Kamlet devised a method for producing a tablet that could be used to test for diabetes. He presented the idea to Miles Laboratories, where he collaborated with Walter Ames Compton to develop an effervescent tablet capable of detecting glucose levels in urine. Together, they successfully incorporated reagents into the tablet, which allowed for simple glucose testing. In 1941, Miles Laboratories introduced the product under the name Clinitest, securing a patent for it through a Chicago law firm. The innovation laid the groundwork for modern diabetes test strips.

In collaboration with Miles Laboratories and Kamlet Laboratories, Kamlet also developed a process to extract a previously expensive compound from paper mill waste that was used in the manufacture of vitamin B2. Additionally, he patented a process for producing d-tartaric acid in 1943. In total, he was granted eleven patents assigned to Miles Laboratories.

Kamlet also patented a method for reducing carbohydrates in body fluids. This method used a pill containing compounds that produced a strong exothermic reaction without an external heat source. The pill, composed primarily of citric acid monohydrate, sodium hydroxide, and copper sulfate, generated a color change—cuprous oxide—to indicate the presence of glucose.

Several of Kamlet's inventions focused on animal feed. One used processed newsprint as cattle fodder; when replaced with alfalfa, digestibility increased by 25%. He also developed a "non-protein nitrogen supplement" for livestock feed and patented the use of biuret as a feed additive in 1956. Dow Chemical Company purchased the biuret patent from Kamlet Laboratories for $250,000, including foreign royalties, and later sold it to the Shah of Iran for $1 million.

==Death==

Jonas Kamlet died on December 16, 1960. He was among the 134 people killed in the 1960 New York mid-air collision between a TWA Lockheed Constellation and a United Airlines DC-8 near Idlewild Airport (now John F. Kennedy International Airport). All 128 people aboard the two aircraft and six people on the ground were killed. The United Airlines plane continued flying for approximately 8.5 miles before crashing into the intersection of Sterling Place and Seventh Avenue in Brooklyn, igniting more than a dozen buildings. Because of poor weather conditions, relatively few pedestrians were outdoors at the time.

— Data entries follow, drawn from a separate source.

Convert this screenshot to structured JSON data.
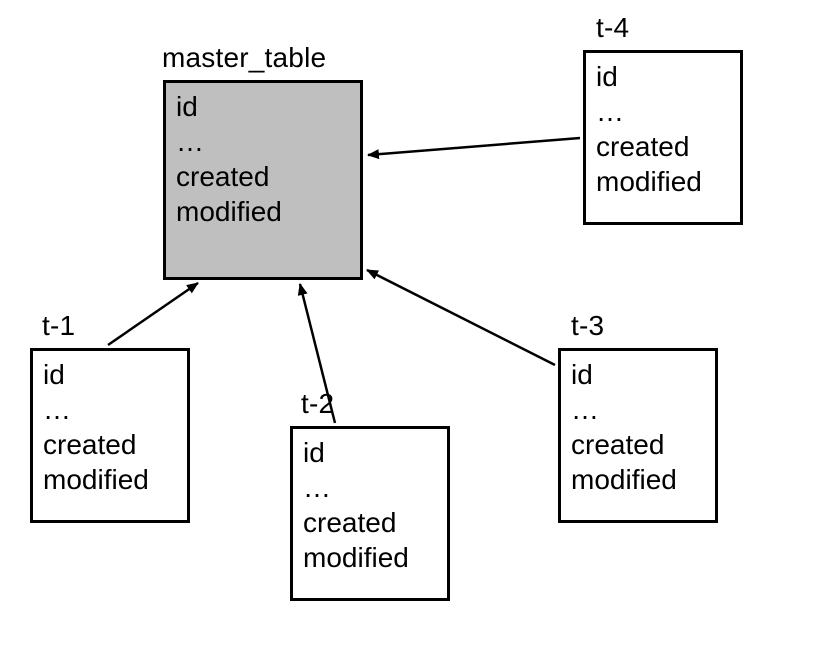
{
  "diagram": {
    "master": {
      "label": "master_table",
      "fields": [
        "id",
        "…",
        "created",
        "modified"
      ]
    },
    "tables": [
      {
        "label": "t-1",
        "fields": [
          "id",
          "…",
          "created",
          "modified"
        ]
      },
      {
        "label": "t-2",
        "fields": [
          "id",
          "…",
          "created",
          "modified"
        ]
      },
      {
        "label": "t-3",
        "fields": [
          "id",
          "…",
          "created",
          "modified"
        ]
      },
      {
        "label": "t-4",
        "fields": [
          "id",
          "…",
          "created",
          "modified"
        ]
      }
    ]
  }
}
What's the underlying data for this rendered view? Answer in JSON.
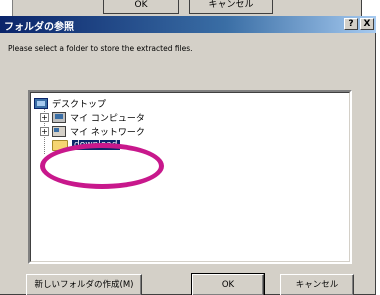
{
  "background_dialog": {
    "ok_label": "OK",
    "cancel_label": "キャンセル"
  },
  "dialog": {
    "title": "フォルダの参照",
    "help_label": "?",
    "close_label": "X",
    "instruction": "Please select a folder to store the extracted files.",
    "tree": {
      "items": [
        {
          "label": "デスクトップ",
          "icon": "desktop-icon"
        },
        {
          "label": "マイ コンピュータ",
          "icon": "computer-icon"
        },
        {
          "label": "マイ ネットワーク",
          "icon": "network-icon"
        },
        {
          "label": "download",
          "icon": "folder-icon",
          "selected": true
        }
      ]
    },
    "buttons": {
      "new_folder": "新しいフォルダの作成(M)",
      "ok": "OK",
      "cancel": "キャンセル"
    }
  },
  "colors": {
    "highlight_ring": "#c8188c",
    "selection": "#0a246a",
    "titlebar": "#0a246a"
  }
}
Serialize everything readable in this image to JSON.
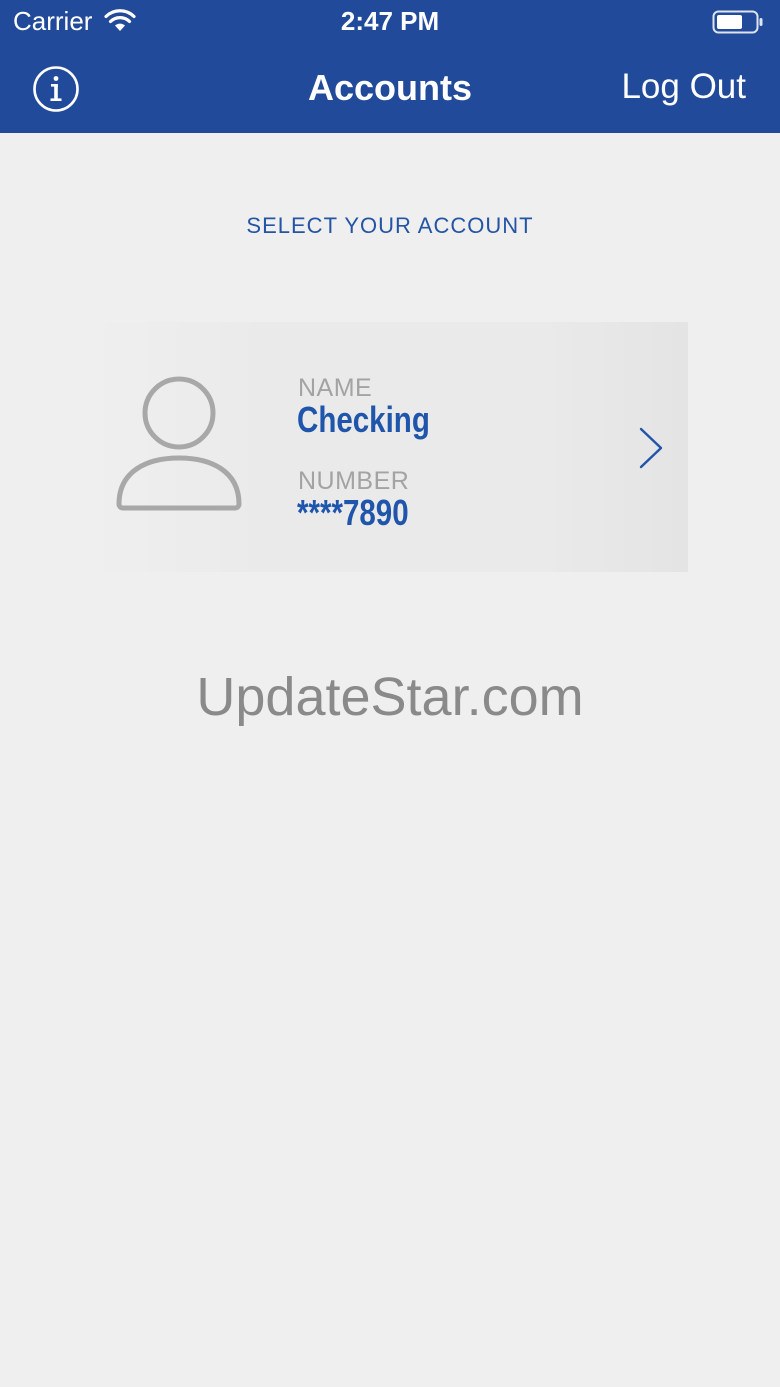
{
  "status_bar": {
    "carrier": "Carrier",
    "time": "2:47 PM",
    "wifi_icon": "wifi-icon",
    "battery_icon": "battery-icon"
  },
  "nav_bar": {
    "info_icon": "info-icon",
    "title": "Accounts",
    "logout_label": "Log Out",
    "background_color": "#214a9a"
  },
  "main": {
    "section_heading": "SELECT YOUR ACCOUNT",
    "accounts": [
      {
        "avatar_icon": "user-avatar-icon",
        "name_label": "NAME",
        "name_value": "Checking",
        "number_label": "NUMBER",
        "number_value": "****7890",
        "chevron_icon": "chevron-right-icon"
      }
    ],
    "accent_color": "#1f56ab"
  },
  "watermark": "UpdateStar.com"
}
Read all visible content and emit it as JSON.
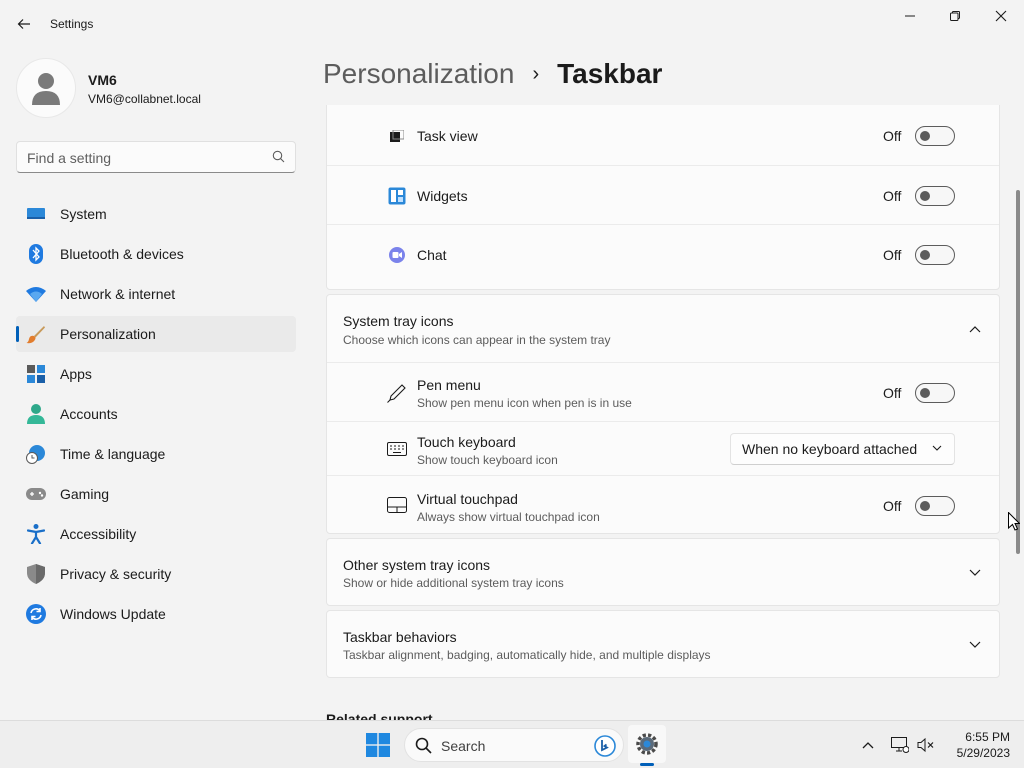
{
  "window": {
    "title": "Settings"
  },
  "user": {
    "name": "VM6",
    "email": "VM6@collabnet.local"
  },
  "search": {
    "placeholder": "Find a setting"
  },
  "nav": {
    "items": [
      {
        "label": "System",
        "icon": "monitor-icon"
      },
      {
        "label": "Bluetooth & devices",
        "icon": "bluetooth-icon"
      },
      {
        "label": "Network & internet",
        "icon": "wifi-icon"
      },
      {
        "label": "Personalization",
        "icon": "brush-icon",
        "active": true
      },
      {
        "label": "Apps",
        "icon": "apps-icon"
      },
      {
        "label": "Accounts",
        "icon": "person-icon"
      },
      {
        "label": "Time & language",
        "icon": "globe-clock-icon"
      },
      {
        "label": "Gaming",
        "icon": "gamepad-icon"
      },
      {
        "label": "Accessibility",
        "icon": "accessibility-icon"
      },
      {
        "label": "Privacy & security",
        "icon": "shield-icon"
      },
      {
        "label": "Windows Update",
        "icon": "update-icon"
      }
    ]
  },
  "header": {
    "parent": "Personalization",
    "separator": "›",
    "current": "Taskbar"
  },
  "taskbar_items": {
    "task_view": {
      "label": "Task view",
      "state": "Off"
    },
    "widgets": {
      "label": "Widgets",
      "state": "Off"
    },
    "chat": {
      "label": "Chat",
      "state": "Off"
    }
  },
  "system_tray": {
    "title": "System tray icons",
    "subtitle": "Choose which icons can appear in the system tray",
    "pen_menu": {
      "title": "Pen menu",
      "subtitle": "Show pen menu icon when pen is in use",
      "state": "Off"
    },
    "touch_keyboard": {
      "title": "Touch keyboard",
      "subtitle": "Show touch keyboard icon",
      "value": "When no keyboard attached"
    },
    "virtual_touchpad": {
      "title": "Virtual touchpad",
      "subtitle": "Always show virtual touchpad icon",
      "state": "Off"
    }
  },
  "other_tray": {
    "title": "Other system tray icons",
    "subtitle": "Show or hide additional system tray icons"
  },
  "behaviors": {
    "title": "Taskbar behaviors",
    "subtitle": "Taskbar alignment, badging, automatically hide, and multiple displays"
  },
  "related": {
    "title": "Related support"
  },
  "taskbar": {
    "search_label": "Search",
    "time": "6:55 PM",
    "date": "5/29/2023"
  },
  "colors": {
    "accent": "#005fb8",
    "background": "#f3f3f3",
    "card": "#fbfbfb"
  }
}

Verdicts in the resulting lawsuits, which exceeded $300 million, determined that United Airlines was responsible for 61 percent of the claims, Trans World Airlines for 15 percent, and the U.S. government for 24 percent, as FAA controllers had been directing the planes' instrument landing approaches. In addition to compensation for the families of passengers and crew, local residents also received settlements from United Airlines. Kamlet's widow sued successfully, and the New York Supreme Court upheld her judgment, awarding her $600,000 plus $45,000 in interest.

Following her husband's death, Edna Kamlet continued operating the laboratory until her retirement around 1979. In Sarasota, Florida, the Jonas Kamlet Library at the Sarasota Opera House was named in his honor. His collected papers, journals, and research materials are held at the University of South Florida Tampa Library. The Kamlet Collection documents significant developments in chemistry from 1940 through the mid-1960s and serves as a valuable resource for students and researchers in the field.